The memory bandwidth of Sandy Bridge consistently provided us with around 13 per cent more speed than Lynnfield at the same frequency setting (except at 1,333MHz where the lead was 9 per cent). If you're really into memory performance, the only advantage for Lynnfield is that the Base Clock is more friendly for overclockers, as it can let you push the memory to 3GHz (given sufficintly exotic cooling).
Triple-channel Nehalem CPUs still provides around 25 per cent more throughput than Sandy Bridge, and the new CPU needs to scale all the way to 2,133MHz in order to exceed Nehalem's 1,600MHz figure. As this point, it's worth noting that a triple-channel 6GB 1,600MHz kit is cheaper than 4GB 2,133MHz, but that's not the whole story.
Take Cinebench (further down the page), for example, in which the Sandy Bridge CPU was faster than both Lynnfield and Nehalem.
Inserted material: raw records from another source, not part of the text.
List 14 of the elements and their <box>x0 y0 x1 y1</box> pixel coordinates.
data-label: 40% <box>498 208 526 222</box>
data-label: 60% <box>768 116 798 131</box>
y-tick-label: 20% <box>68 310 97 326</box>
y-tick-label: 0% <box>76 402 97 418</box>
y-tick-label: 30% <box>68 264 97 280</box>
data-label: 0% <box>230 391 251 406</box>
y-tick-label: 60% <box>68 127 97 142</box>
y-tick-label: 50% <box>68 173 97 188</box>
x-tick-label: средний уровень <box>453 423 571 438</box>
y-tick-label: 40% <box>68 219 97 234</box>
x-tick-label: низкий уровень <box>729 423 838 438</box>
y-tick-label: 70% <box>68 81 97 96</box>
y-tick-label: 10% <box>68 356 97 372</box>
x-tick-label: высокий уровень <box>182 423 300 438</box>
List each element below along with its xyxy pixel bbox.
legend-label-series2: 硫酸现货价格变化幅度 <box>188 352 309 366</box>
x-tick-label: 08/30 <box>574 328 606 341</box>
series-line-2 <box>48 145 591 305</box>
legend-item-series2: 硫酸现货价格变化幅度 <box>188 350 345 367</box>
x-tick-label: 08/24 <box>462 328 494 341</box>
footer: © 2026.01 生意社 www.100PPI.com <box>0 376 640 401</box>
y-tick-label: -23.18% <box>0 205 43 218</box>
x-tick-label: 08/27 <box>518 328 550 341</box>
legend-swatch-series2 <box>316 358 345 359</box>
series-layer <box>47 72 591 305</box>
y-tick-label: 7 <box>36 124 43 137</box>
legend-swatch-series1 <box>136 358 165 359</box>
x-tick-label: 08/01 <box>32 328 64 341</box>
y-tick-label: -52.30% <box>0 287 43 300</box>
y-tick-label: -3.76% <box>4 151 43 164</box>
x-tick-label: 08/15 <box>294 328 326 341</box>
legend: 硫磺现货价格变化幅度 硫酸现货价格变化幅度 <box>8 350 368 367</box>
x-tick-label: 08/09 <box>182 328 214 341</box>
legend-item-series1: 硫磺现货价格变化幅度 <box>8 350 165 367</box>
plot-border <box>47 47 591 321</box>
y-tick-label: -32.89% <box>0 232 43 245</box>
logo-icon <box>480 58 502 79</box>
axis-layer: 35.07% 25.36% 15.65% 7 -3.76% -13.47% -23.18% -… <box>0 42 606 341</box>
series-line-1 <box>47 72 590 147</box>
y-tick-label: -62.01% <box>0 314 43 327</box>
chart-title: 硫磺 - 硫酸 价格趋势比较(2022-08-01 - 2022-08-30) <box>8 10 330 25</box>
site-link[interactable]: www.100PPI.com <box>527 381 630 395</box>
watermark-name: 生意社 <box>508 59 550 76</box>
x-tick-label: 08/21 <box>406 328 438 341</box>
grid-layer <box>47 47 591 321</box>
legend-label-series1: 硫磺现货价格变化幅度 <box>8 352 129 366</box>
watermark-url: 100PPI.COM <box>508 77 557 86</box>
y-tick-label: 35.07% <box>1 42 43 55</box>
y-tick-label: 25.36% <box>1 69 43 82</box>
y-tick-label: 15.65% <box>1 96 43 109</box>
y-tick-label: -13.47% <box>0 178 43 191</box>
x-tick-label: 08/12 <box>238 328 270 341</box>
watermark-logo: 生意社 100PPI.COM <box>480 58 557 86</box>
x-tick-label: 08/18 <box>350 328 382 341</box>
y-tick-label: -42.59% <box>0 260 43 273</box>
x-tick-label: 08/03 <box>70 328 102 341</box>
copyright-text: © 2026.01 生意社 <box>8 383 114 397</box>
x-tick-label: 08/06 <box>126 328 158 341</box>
On the other hand, the Overall Media Benchmark score increased consistently with memory frequency, predominantly because of the multi-tasking test. The Sandy Bridge PC was consistently 5-10 per cent faster in clock-for-clock comparatives too.
Crysis doesn't mind which memory you use, but it ran quicker on the Sandy Bridge setup than on the other two systems. Civilization 5 is slightly more fussy about what memory you use, but the Sandy Bridge system was as fast with the sluggish 1,333MHz memory as the other PCs were with faster memory. With 1,600MHz memory fitted in the Sandy Bridge PC, it outperformed the others.
What Memory Should You Buy for Sandy Bridge?
Raw memory bandwidth jumped in large steps as we increased the frequency, although the steps were smaller when we went beyond 1,866MHz. Latency doesn't really affect bandwidth, but we saw a similar situation in the latency test - tightening the latency made a difference at the lower frequencies, but not so much at the higher frequencies.
This doesn't translate at all in Cinebench, though, which sees little benefit from fast, low-latency memory. Our Gimp image-editing test also concurred with Cinebench, even if the video-encoding test responded to CL8 latencies reasonably well. The difference is hardly of interest to anyone but competitive overclockers, however.
Meanwhile, the multi-tasking test showed a noticeable benefit in faster, lower latency memory, though. This is worth noting, since these are quad-core/eight-thread thread CPUs designed to do a multitude of things at once. The difference between the 1,333MHz kit at a sluggish CL9, and the 2,133MHz kit at CL8 was over 200 points.
As far as gaming goes, though, there's very little point in buying anything faster than 1,600MHz memory. Crysis couldn't care less about what memory you use, while Civ 5 ran equally as fast on the 1,600MHz kit at CL9 as the 2,133MHz at CL8. Only with the memory set to 1,333MHz did we see a slowdown, and even then by 1-3fps (around 5 per cent) at most.
Conclusion of what to Buy
If you're the type of person that runs dozens of applications all at once, then a higher memory frequency does help, particularly when you're running demanding software. However, our testing shows that memory rated at over 1,866MHz doesn't give much extra performance. Worse still, in some applications only 1,333MHz memory gives a performance penalty, meaning that 1,600MHz memory is fine.
If you're doing anything other than heavy multi-tasking - this goes for gamers in particular - then a 1,600MHz or 1,866MHz kit is plenty. You could opt for CL8, as we saw some advantage in the video encoding test, but we wouldn't obsess over this factor, especially if a CL9 kit is much cheaper.
Always remember to buy from a reputable manufacturer, though, as cheap and unbranded memory tends to cause more trouble than the saving is worth. We'd also strongly advise you to opt for at least a 4GB, dual-channel kit. We expect 8GB kits to be common this time around, and these are worth considering if you run a few resource-heavy applications concurrently.